May stared at him for a moment, then accepted the soft handkerchief and buried her face in it, her shoulders shaking. Tony guessed that she was trying desperately to stop crying, and that looked...really painful, actually.

"Look, I don't know where the boundaries are here," he said. "You want a hug, or you want me to just sit here pretending like I'm not worried?"

May let out an explosive sort of noise that also sounded painful but might have been related to a laugh. Then she unclicked her seatbelt and leaned sideways until her head hit his shoulder.

Tony accepted the wordless permission-slash-request and put an arm around her.

"Don't not cry on my account. I'm crap at this, but I'm not going to melt if you get emotional, Parker."

May might have nodded, or it was a side-effect of her trembling, and she went back to her weeping. But now Tony had an arm around her, and slowly she started to relax under his grip. Tony, if he was honest with himself, got kind of bored waiting for her to calm down so he filled up his brain with binomial equations and wiring diagrams. But she didn't need more than his presence and arm, apparently, and neither of those required his full attention anyway.

The thought came to him somewhere in the middle: This would be easier with Peter. And as soon as he thought it, he knew it was true, and he had no idea why it was.

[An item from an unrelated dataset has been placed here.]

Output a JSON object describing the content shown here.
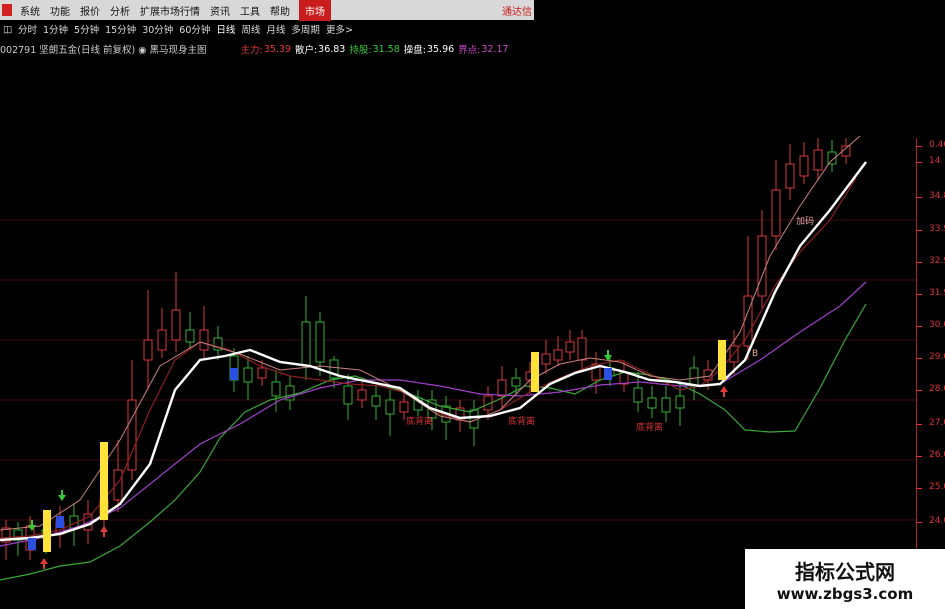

But before he could wonder about it too much, May's breathing started to even out, and she began to straighten up again, stretching her neck and rolling her shoulders even as she dabbed at her face with the now-soaked handkerchief.

"S-sorry about that, Tony."

He shook his head. "Not a problem. You okay?"

"No." And she made a tight-lipped smile. "But I can fake it again for a while."

She looked as if she was going to get out of the car, and Tony caught her by the elbow.

"Look, we can go inside if you want, but I didn't come out here to be a crying shoulder and not find out why you were crying."

May looked at him, then nodded. "Fine. You can help me carry stuff."

"Considering how long you were here, I hope you didn't have anything frozen in your groceries."

That startled a real laugh out of her. "No. Nothing that would spoil. Not this time, anyway."

Tony made a mental note to have JARVIS keep an eye on May and how long she sat around not putting away food that could spoil or go bad — and not to eat chicken she had cooked if he hadn't personally been assured of its time to refrigeration.

She only had a few bags and nothing was heavy, so they made quick work of the seven flights of stairs; and halfway up Tony's brain was basically on a repeating lament of Goddamnit why didn't I install an elevator already, this is ridiculous, how do normal people even do this, stairs went out with the pyramids.

Finally at the Parker apartment, he started the hot water for tea while May put away her groceries, generally trying to stay out of her way and making himself small and invisible so she had time to collect herself. That was an old skill, used for really different reasons around Howard Stark, but a useful one to repurpose in the case of emotional fragility.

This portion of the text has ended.